Background: This case reports an unusual presentation of autoimmune polyglandular syndrome type II (APS II) with recurrent cardiac tamponade due to pericarditis in a young man.

Clinical case: Our patient is a 29-year-old Hispanic man with a history of primary hypothyroidism and vitiligo who presented to the emergency department complaining of chest pain. He was found to have a pericardial effusion with tamponade physiology. He rapidly became hemodynamically unstable and underwent pericardiocentesis, after which he was admitted to the ICU. The patient gradually recovered and was discharged after 15 days. The underlying etiology of his illness remained unclear. Four months later, he presented with similar symptoms and was diagnosed with recurrent cardiac tamponade. Once again he became hemodynamically unstable and underwent pericardiocentesis. During this presentation, he reported a one year history of poor appetite secondary to nausea, abdominal pain, and a 40 lb weight loss. Given these complaints in addition to notable hyperpigmentation on physical exam; a cortisol level was checked. His serum cortisol level was found to be undetectable, and endocrinology were consulted. Further work up confirmed autoimmune etiology of adrenal insufficiency with positive 21-OH antibodies (9 U/ml, ref : <1 U/ml). The presence of hypothyroidism with positive anti- TPO (52.5 IU/ml, ref: <9 IU/ml) and of primary autoimmune adrenal insufficiency suggested the diagnosis of APS type II. Further labs revealed positive GAD antibodies (>250 IU/ml , ref: 0-5 IU/ml); but no evidence of diabetes thus far.

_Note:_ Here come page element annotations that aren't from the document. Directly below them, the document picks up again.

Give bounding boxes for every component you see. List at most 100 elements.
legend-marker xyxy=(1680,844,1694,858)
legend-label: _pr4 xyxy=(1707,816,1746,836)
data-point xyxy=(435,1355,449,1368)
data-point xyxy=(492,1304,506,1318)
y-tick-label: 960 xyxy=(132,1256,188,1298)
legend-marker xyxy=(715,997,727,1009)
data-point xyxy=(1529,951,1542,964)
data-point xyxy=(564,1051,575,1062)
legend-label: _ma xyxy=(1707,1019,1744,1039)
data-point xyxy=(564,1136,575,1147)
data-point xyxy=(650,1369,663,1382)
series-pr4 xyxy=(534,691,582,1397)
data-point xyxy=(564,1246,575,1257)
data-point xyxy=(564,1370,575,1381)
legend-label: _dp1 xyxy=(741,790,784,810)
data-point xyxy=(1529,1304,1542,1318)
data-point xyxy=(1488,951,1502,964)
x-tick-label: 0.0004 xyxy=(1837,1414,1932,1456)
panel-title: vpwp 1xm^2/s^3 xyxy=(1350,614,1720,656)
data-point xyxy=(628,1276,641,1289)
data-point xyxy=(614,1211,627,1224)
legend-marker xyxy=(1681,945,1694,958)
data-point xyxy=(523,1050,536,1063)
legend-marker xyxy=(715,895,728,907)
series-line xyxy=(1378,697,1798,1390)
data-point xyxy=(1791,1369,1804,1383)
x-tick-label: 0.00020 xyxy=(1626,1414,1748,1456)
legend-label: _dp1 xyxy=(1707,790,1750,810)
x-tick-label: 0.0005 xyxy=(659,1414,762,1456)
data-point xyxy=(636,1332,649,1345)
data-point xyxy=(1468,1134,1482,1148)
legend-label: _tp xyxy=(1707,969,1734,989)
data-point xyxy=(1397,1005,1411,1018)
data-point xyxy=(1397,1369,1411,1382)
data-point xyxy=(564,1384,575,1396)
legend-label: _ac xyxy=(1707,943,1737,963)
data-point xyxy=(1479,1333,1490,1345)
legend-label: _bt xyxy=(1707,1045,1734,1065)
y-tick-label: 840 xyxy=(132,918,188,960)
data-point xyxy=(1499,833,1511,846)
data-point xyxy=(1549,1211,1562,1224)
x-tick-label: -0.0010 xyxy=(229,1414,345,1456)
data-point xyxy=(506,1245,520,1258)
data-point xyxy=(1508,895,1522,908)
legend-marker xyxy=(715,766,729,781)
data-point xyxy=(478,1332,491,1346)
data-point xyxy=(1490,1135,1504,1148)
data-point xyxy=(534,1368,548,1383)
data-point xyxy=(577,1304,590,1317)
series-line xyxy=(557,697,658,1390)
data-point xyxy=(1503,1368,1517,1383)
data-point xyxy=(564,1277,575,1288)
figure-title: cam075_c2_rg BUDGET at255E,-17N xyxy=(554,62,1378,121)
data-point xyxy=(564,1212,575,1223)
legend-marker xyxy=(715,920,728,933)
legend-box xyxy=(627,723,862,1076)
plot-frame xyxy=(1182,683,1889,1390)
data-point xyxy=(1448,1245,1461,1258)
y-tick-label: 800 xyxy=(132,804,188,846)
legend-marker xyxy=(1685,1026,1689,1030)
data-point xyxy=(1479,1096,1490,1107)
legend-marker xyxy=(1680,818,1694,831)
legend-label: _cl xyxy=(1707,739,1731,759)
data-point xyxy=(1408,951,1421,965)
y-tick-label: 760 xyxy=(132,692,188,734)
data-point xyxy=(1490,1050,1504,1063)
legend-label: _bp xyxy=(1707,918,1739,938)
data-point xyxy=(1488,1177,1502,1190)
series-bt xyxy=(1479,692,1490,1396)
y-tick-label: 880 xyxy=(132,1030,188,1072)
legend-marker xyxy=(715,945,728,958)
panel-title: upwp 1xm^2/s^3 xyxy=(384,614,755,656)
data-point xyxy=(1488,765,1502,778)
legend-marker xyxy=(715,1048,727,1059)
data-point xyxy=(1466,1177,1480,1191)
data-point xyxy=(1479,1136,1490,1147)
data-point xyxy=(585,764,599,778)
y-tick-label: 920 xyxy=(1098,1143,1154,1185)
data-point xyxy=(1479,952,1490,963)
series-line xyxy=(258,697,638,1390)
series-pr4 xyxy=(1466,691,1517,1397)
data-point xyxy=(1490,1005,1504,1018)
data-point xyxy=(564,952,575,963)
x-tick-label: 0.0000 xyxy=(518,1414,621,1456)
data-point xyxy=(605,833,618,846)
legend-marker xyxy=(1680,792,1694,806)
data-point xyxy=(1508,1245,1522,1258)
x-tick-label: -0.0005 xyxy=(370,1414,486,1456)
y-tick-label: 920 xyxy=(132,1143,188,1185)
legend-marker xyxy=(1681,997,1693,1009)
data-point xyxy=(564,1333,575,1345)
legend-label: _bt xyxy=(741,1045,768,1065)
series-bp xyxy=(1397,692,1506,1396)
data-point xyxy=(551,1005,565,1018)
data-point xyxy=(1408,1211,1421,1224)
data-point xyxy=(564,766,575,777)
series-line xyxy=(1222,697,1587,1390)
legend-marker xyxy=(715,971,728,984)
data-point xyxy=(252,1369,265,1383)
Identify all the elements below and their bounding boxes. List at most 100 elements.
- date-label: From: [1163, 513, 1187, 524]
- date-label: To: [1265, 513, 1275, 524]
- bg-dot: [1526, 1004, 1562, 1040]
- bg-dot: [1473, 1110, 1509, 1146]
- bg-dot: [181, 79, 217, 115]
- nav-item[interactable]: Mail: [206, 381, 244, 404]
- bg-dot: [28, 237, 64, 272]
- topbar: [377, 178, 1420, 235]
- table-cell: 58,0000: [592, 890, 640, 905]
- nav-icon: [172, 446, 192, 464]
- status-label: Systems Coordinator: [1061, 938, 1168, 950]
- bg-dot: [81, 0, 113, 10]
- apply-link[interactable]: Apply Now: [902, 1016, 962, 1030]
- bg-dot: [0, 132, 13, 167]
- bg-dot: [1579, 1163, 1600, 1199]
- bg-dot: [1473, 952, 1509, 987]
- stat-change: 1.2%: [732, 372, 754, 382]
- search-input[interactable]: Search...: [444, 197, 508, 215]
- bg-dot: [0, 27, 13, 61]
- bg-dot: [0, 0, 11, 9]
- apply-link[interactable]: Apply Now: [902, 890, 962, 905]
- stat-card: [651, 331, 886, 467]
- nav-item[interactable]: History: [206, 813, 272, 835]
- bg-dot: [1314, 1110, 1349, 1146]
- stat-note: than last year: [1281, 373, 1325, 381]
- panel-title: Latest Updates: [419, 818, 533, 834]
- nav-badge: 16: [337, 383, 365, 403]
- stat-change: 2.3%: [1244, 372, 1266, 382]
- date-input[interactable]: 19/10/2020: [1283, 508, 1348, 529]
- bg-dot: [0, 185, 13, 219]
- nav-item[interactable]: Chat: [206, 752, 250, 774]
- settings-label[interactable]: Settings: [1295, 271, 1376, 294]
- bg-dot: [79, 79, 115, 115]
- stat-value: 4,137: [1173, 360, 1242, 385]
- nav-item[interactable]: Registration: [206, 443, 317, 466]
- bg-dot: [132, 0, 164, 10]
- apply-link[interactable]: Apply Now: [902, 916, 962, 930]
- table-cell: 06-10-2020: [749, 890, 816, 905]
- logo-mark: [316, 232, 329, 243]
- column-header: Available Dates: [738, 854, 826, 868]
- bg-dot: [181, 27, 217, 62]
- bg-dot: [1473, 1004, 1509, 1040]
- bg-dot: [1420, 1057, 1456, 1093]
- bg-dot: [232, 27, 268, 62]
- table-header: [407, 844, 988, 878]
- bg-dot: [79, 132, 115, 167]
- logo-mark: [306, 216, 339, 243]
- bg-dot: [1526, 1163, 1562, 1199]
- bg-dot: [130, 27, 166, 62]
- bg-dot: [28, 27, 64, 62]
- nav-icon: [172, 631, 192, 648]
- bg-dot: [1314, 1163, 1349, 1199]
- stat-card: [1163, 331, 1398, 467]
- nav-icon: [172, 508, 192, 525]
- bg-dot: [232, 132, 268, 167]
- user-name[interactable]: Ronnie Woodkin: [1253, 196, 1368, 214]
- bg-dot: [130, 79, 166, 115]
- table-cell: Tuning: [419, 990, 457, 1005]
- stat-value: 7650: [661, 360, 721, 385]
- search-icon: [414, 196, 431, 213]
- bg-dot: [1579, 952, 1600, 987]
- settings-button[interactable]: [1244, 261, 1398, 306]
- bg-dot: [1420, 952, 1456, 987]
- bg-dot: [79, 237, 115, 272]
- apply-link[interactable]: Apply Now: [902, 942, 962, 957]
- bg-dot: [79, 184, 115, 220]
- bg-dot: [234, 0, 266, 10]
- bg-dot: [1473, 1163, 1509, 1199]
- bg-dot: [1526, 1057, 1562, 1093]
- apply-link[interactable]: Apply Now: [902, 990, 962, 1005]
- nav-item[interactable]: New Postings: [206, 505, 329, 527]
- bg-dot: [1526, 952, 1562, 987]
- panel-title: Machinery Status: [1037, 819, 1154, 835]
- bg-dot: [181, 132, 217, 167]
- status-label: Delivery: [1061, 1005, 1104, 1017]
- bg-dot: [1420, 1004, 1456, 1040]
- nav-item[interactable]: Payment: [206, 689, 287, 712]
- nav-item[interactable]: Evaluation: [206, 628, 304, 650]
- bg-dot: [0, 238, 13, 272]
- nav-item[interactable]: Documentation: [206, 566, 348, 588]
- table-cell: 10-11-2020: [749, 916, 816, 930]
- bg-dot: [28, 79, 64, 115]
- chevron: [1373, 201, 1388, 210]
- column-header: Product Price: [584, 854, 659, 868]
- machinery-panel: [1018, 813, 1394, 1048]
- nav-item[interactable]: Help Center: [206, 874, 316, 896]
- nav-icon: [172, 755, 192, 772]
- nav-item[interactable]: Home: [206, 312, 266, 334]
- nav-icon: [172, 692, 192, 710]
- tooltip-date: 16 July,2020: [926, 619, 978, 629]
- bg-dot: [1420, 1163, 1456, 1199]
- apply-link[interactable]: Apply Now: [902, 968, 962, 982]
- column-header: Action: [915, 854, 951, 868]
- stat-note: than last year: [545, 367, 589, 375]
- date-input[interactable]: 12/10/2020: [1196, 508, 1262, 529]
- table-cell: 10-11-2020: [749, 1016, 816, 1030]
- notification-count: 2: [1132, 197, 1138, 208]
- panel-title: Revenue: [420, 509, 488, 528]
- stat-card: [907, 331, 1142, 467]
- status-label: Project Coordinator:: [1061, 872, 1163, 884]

The patient was later discharged from the hospital on maintenance doses of hydrocortisone and fludrocortisone. He was also discharged on indomethacin and colchicine for the treatment of pericarditis. The patient followed up with cardiovascular thoracic surgery and eventually had a pericardial window given the recurrent nature of his disease.

Conclusion: Five case reports consisting of a total of ten patients have previously reported cardiac tamponade as a serious manifestation of APS II. Our case provides another example that cardiac tamponade is a rare but clinically significant presentation. Our case also suggests the recurrent nature of cardiac tamponade in patients with APS II that may require definitive therapy. Accurate diagnosis and timely hormone replacement with monitoring for cardiac complications can prevent fatal outcomes in these patients.